Nous avons un bureau exécutif de neuf membres et nous essayons chacun de prendre un peu de son temps à accorder à l’Association. La vie associative est d’abord un apport bénévole et elle implique un sacrifice en efforts et en disponibilité. Chaque membre fait de son mieux pour y travailler.

Quelles sont réellement vos ambitions ?

Nous voulons être là pour tout le monde, les journalistes et acteurs des médias, ancien cestien ou pas. Je pense que si vous lisez nos statuts, vous comprendrez que nous ne voulons pas seulement être une amicale de jeunes et vieux qui se réfèrent à leur passage commun dans une école hors du pays. Cette école nous a forgés et nous lui serons éternellement reconnaissants de même que notre pays et tous les partenaires qui ont contribué à porter toutes ces promotions. Mais l’école est notre lien qui nous permet de partager des ambitions communes au Mali dans notre secteur propre. C’est pourquoi l’Ama-Cesti est là pour tous les acteurs du secteur des médias et de la communication, chaque personne qui veut apporter un plus, en termes d’idées, à travers une session de formation, une conférence, une contribution dans les médias, etc.

Le Mali a beaucoup formé ses journalistes au Sénégal, en France et en ex URSS. Depuis deux ans il y a une école de journalisme au Mali. Qu’est-ce que vous en pensez ?

C’est la meilleure chose qui puisse nous arriver au Mali, dans ce secteur. C’était revendiqué, c’était attendu. Et ça y est ! Nous en sommes heureux et nous sommes déjà partenaires de cette école. C’est dans nos statuts. Nous sommes là pour accompagner toutes les structures de formation en journalisme et communication car nous avons du vivier de formateurs pour elles. Je me réjouis que beaucoup d’anciens cestiens enseignent dans les écoles de formation.

En mai dernier, lors de la Journée internationale de la Liberté de la Presse, nous avons co-organisé une conférence avec l’Esjc de Bamako à la Maison de la presse. Je pense que ça s’est bien passé et ça a permis de mettre les projecteurs sur cette jeune école qui cherche sa voie et que nous allons aider dans cette optique.

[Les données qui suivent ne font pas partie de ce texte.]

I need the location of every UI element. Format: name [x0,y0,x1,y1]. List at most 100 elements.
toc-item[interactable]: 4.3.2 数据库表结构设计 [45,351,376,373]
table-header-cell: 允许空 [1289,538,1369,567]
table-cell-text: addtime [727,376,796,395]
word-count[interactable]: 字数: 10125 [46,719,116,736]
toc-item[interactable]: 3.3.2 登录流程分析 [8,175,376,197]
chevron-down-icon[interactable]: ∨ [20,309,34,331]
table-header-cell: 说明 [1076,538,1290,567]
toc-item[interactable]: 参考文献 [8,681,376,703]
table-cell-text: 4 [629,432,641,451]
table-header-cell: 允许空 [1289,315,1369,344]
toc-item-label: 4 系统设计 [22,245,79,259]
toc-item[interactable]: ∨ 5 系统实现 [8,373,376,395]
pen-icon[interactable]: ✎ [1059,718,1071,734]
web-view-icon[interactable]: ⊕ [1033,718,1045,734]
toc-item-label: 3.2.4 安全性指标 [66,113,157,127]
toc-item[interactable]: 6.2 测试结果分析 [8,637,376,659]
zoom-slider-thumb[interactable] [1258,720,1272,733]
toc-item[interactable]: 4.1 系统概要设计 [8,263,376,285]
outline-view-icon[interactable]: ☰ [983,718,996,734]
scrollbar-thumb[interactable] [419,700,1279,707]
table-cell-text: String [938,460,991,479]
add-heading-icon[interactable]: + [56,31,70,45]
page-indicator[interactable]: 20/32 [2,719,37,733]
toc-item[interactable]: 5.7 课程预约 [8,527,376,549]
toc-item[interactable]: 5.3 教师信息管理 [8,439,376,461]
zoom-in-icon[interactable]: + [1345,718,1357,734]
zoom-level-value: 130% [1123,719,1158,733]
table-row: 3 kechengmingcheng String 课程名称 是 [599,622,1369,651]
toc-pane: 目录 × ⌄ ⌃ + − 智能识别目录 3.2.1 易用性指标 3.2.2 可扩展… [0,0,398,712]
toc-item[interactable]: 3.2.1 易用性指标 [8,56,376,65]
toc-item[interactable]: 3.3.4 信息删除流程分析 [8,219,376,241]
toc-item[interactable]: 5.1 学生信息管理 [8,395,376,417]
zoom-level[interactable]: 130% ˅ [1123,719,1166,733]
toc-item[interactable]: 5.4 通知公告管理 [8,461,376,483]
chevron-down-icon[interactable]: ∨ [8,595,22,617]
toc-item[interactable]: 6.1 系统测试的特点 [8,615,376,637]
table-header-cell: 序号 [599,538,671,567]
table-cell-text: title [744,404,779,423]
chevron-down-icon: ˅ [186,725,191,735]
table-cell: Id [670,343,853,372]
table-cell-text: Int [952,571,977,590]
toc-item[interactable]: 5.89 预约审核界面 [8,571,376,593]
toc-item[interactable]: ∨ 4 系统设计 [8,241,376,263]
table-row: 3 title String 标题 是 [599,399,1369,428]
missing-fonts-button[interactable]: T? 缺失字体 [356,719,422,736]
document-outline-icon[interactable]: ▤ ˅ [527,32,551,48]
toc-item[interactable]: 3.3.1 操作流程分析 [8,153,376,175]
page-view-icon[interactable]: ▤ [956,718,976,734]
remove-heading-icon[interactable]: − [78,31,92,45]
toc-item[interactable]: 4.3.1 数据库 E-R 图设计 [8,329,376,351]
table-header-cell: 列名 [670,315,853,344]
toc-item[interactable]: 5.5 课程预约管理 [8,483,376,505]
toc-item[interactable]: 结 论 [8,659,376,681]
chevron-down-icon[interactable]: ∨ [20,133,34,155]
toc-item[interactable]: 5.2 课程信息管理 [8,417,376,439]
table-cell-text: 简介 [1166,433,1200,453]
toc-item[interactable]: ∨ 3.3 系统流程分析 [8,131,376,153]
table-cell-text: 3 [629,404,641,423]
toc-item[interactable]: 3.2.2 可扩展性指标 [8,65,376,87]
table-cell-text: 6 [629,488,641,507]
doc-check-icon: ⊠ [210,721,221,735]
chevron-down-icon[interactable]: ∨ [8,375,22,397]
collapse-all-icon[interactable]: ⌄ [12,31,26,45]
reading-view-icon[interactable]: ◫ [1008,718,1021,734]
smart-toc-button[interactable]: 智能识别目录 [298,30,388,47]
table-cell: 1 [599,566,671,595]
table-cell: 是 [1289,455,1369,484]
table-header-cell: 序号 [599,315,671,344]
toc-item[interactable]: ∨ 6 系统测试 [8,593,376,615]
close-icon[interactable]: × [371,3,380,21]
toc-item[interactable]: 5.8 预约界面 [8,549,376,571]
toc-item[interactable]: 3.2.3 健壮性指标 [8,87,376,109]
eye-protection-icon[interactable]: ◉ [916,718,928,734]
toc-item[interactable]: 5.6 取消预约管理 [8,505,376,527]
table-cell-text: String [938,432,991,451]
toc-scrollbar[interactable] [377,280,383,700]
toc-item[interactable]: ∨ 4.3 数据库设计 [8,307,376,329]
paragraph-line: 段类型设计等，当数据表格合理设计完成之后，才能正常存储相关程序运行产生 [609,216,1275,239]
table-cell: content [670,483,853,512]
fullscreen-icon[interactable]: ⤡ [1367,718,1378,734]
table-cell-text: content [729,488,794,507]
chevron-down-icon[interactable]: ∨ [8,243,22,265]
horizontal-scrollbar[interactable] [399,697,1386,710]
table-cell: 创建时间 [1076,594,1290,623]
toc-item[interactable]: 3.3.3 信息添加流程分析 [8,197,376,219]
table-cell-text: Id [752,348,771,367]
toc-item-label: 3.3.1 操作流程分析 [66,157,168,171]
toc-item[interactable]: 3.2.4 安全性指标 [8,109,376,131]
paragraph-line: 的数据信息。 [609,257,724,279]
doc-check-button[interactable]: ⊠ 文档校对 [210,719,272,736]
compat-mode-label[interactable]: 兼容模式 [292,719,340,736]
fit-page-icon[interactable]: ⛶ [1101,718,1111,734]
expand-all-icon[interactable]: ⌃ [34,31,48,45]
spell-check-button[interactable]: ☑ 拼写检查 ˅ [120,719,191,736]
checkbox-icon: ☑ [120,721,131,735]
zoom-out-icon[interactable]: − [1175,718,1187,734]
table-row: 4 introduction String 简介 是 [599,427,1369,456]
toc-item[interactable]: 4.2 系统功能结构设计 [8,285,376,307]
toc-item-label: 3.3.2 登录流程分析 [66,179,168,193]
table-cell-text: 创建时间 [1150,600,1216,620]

Je profite pour rendre hommage à un homme, un doyen. Je veux parler de Diomansi Bomboté qui a généreusement accepté la sollicitation à lui faite par les autorités pour porter le projet de l’Ecole. Il y a travaillé en apportant toute son expertise vécue en tant qu’enseignant au Cesti et fonctionnaire de l’Unesco. Le doyen Bomboté a formé beaucoup de cestiens des premières promotions et continue de guider les premiers pas de cette école. Il a aussi encadré la mise en place de l’Amicale. Il était là. Il est comme notre patriarche aujourd’hui. Et lui et d’autres anciens comme M’bodge, feu Baba Daga, l’ancien ministre Hammadoun Touré, nous ont aidés à mettre en place l’Amicale. Le bureau leur rend tous hommage par ma modeste voix.

Quelles sont les activités que vous avez déjà menées ?

Nous allons au petit trot pour pouvoir aller sûrement. Je vous ai parlé de cette activité avec l’Esjc au mois de mai. Depuis trois ans, bien avant la création de l’Ama-Cesti, nous avons essayé d’être là à travers la Journée de la Liberté de la Presse. Nous sommes le premier bureau élu et notre première mission est de faire connaître l’Association. Cette année, nous avons essayé de faire le tour de nos membres anciens et ceux à des postes de responsabilité. Il faut qu’ils connaissent l’Amicale et ses missions.

Dans un deuxième temps, nous faisons le tour des institutions et des partenaires avec le même exercice. En fin octobre dernier, nous étions au ministère de tutelle où nous avons échangé avec les conseillers du ministre Arouna Modibo Touré. Nous avons été reçus par l’Ambassadeur du Sénégal, SEM Birame Mbagnick Diagne, qui nous a prêté une oreille attentive. Nous avons au programme d’autres visites de partenaires.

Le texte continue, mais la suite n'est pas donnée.